Before discussing SplitRXmode, a quick recap on some networking basics and how packet forwarding is done on an IP network.
First there’s the method most folks are familiar with which is Unicast. Unicast transmission sends messages to a single unique network destination identified by a unique IP address, which enables a straightforward one‐to‐one packet delivery. The Broadcast method on the other hand transmits a packet to every device on the network that is within the broadcast domain.
The Unicast method is not suitable for information that needs to be simultaneously sent to multiple recipients |
Finally there’s the multicasting method where packet delivery is sent to a group of destinations denoted by a multicast IP address. Multicasting is typically used in applications that have a requirement for simultaneously sending information to multiple destinations such as distance learning, financial stock exchanges, video conferencing and digital video libraries. Multicast sends only one copy of the information along the network, whereby any duplication is at a point close to the recipients, consequently minimizing network bandwidth requirements.
The Multicast method sends only one copy minimizing bandwidth requirements |
For multicast the Internet Group Management Protocol (IGMP) is utilized in order for membership of the multicast group to be established and coordinated. This leads to single copies of information being sent to the multicast sources over the network. Hence it’s the network that takes responsibility for replicating and forwarding the information to multiple recipients. By operating between the client and a local multicast router, IGMP utilises layer 2 switches with IGMP snooping and consequently derives the information regarding IGMP transactions. By being between the local and remote multicast routers, Multicast protocols such as PIM are then used to direct the traffic from the multicast server to the many multicast clients.
A typical IGMP architecture layout |
In the context of VMware and virtual switches there’s no need for the vSwitches to perform IGMP snooping in order to recognise which VMs have IP multicast enabled. This is due to the ESX server having authoritative knowledge of the vNICs, so whenever a VM’s vNIC is configured for multicast the vSwitch automatically learns the multicast Ethernet group addresses associated with the VM. With the VMs using IGMP to join and leave multicast groups, the multicast routers send periodic membership queries while the ESX server allows these to pass through to the VMs. The VMs that have multicast subscriptions will in turn respond to the multicast router with their subscribed groups via IGMP membership reports. IGMP snooping in this case is done by the usual physical Layer 2 switches in the network so that they can learn which interfaces require forwarding of multicast group traffic. So when the vSwitch receives multicast traffic, it forwards copies of the traffic to the subscribed VMs in a similar way to Unicast i.e. based on destination MAC addresses. With the responsibility of tracking which vNIC is associated with which multicast group lying with the vSwitch, packets are only delivered to the relevant VMs.
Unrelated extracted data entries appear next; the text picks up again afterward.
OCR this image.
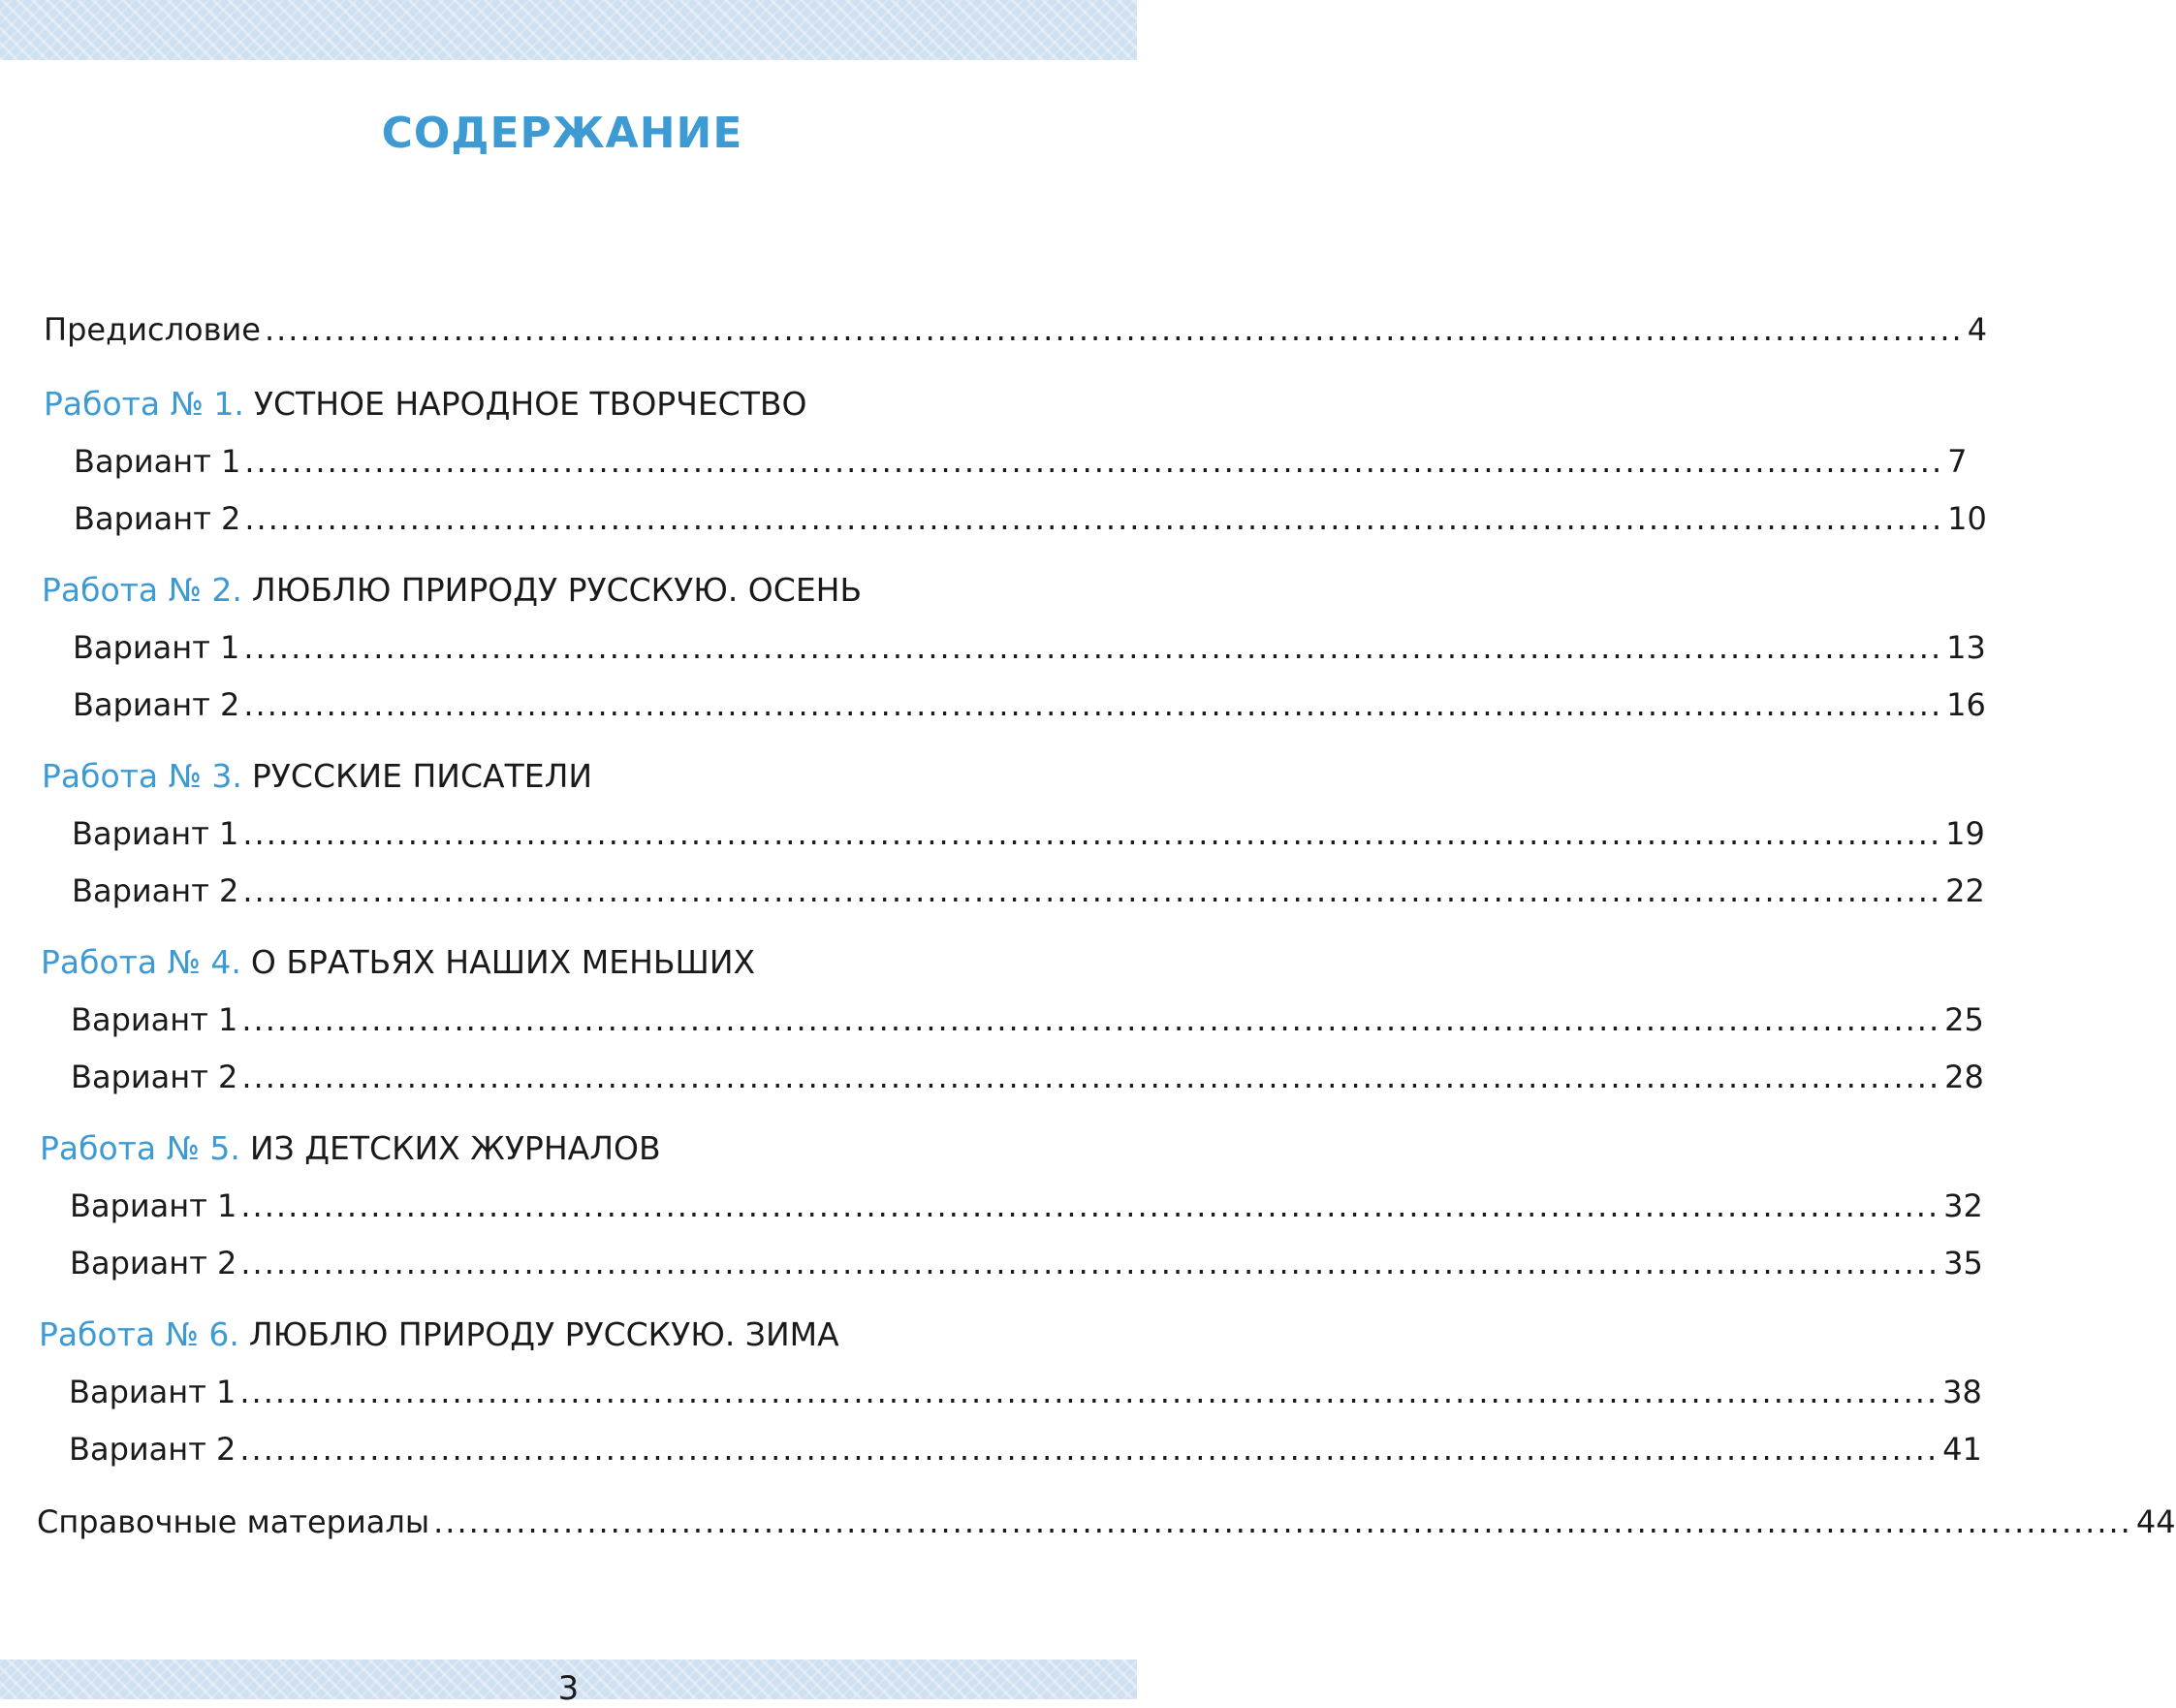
СОДЕРЖАНИЕ
Предисловие ................................................................................................................................................ 4
Работа № 1. УСТНОЕ НАРОДНОЕ ТВОРЧЕСТВО
Вариант 1 ................................................................................................................................................ 7
Вариант 2 ................................................................................................................................................ 10
Работа № 2. ЛЮБЛЮ ПРИРОДУ РУССКУЮ. ОСЕНЬ
Вариант 1 ................................................................................................................................................ 13
Вариант 2 ................................................................................................................................................ 16
Работа № 3. РУССКИЕ ПИСАТЕЛИ
Вариант 1 ................................................................................................................................................ 19
Вариант 2 ................................................................................................................................................ 22
Работа № 4. О БРАТЬЯХ НАШИХ МЕНЬШИХ
Вариант 1 ................................................................................................................................................ 25
Вариант 2 ................................................................................................................................................ 28
Работа № 5. ИЗ ДЕТСКИХ ЖУРНАЛОВ
Вариант 1 ................................................................................................................................................ 32
Вариант 2 ................................................................................................................................................ 35
Работа № 6. ЛЮБЛЮ ПРИРОДУ РУССКУЮ. ЗИМА
Вариант 1 ................................................................................................................................................ 38
Вариант 2 ................................................................................................................................................ 41
Справочные материалы ................................................................................................................................................ 44
3
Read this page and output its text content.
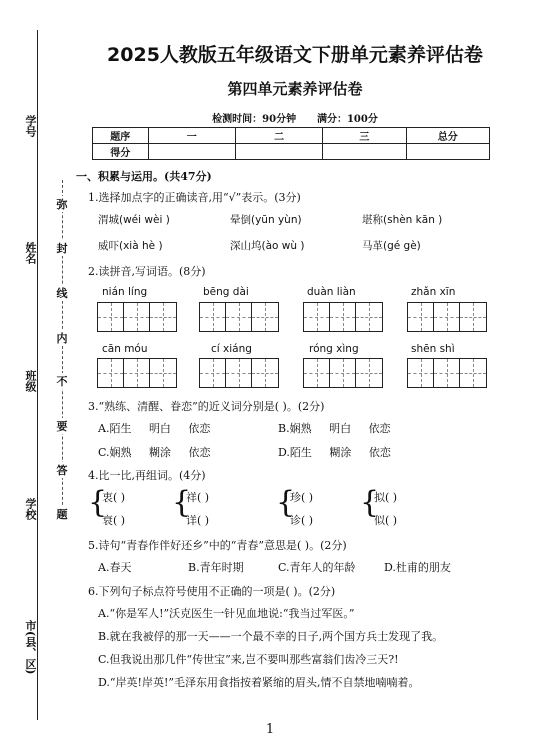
学号
姓名
班级
学校
市(县、区)
弥
封
线
内
不
要
答
题
2025人教版五年级语文下册单元素养评估卷
第四单元素养评估卷
检测时间：90分钟 满分：100分
题序	一	二	三	总分
得分				
一、积累与运用。(共47分)
1.选择加点字的正确读音,用“√”表示。(3分)
渭城(wéi wèi )	晕倒(yūn yùn)	堪称(shèn kān )
威吓(xià hè )	深山坞(ào wù )	马革(gé gè)
2.读拼音,写词语。(8分)
nián líng	bēng dài	duàn liàn	zhǎn xīn
cān móu	cí xiáng	róng xìng	shēn shì
3.“熟练、清醒、眷恋”的近义词分别是( )。(2分)
A.陌生 明白 依恋	B.娴熟 明白 依恋
C.娴熟 糊涂 依恋	D.陌生 糊涂 依恋
4.比一比,再组词。(4分)
{
衷( )
衰( )
{
祥( )
详( )
{
珍( )
诊( )
{
拟( )
似( )
5.诗句“青春作伴好还乡”中的“青春”意思是( )。(2分)
A.春天	B.青年时期	C.青年人的年龄	D.杜甫的朋友
6.下列句子标点符号使用不正确的一项是( )。(2分)
A.“你是军人!”沃克医生一针见血地说:“我当过军医。”
B.就在我被俘的那一天——一个最不幸的日子,两个国方兵士发现了我。
C.但我说出那几件“传世宝”来,岂不要叫那些富翁们齿冷三天?!
D.“岸英!岸英!”毛泽东用食指按着紧缩的眉头,情不自禁地喃喃着。
1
Multicasting in a VMware context prior to SplitRXMode |
While this method worked fine for some multicast applications this still wasn’t sufficient enough for the more demanding multicast applications and hence stalled their virtualisation. The reason being that in this case VMs would process the packet replication in a single shared context which ultimately led to constraints. This is because when there was a high VM to ESX ratio there was a consequent high packet rate that often caused large packet losses and bottlenecks. So with the release of vSphere 5, the new splitRXMode was released to not only compensate for this problem but also enable the virtualisation of demanding multicast applications.
With SplitRXMode, the received packets are now split allowing them to be processed in multiple and separate contexts. This is achieved by having the packet replication conducted by the hypervisor instead. This is enabled by having multiple receivers on the same ESX server that consequently eliminates the requirement for a physical network to transfer multiple copies of the same packet. With the only caveat being that you require a VMXNET3 virtual NIC, SplitRXmode now uses multiple physical CPUs to process the network packets received in a single network queue. This feature can obviously improve network performance for certain workloads. Instead of a shared network queue, SplitRXmode enables you to specify which vNICs process the packets in a separate context, which consequently improves throughput and maximum packet rates for multicast workloads. While there may be some concerns that this could have significant CPU overhead, those that are running with Intel’s powerful new E5 processors should have little or no concern.
So if you’re considering multicast workloads, which have multiple and simultaneous network connections for your VMware environment e.g. (multiple VMs on the same ESX server that will receive multicast traffic from the same source), then take a closer look at SplitRXmode. If not, you might just like everybody else I’ve spoken to, completely forget about it.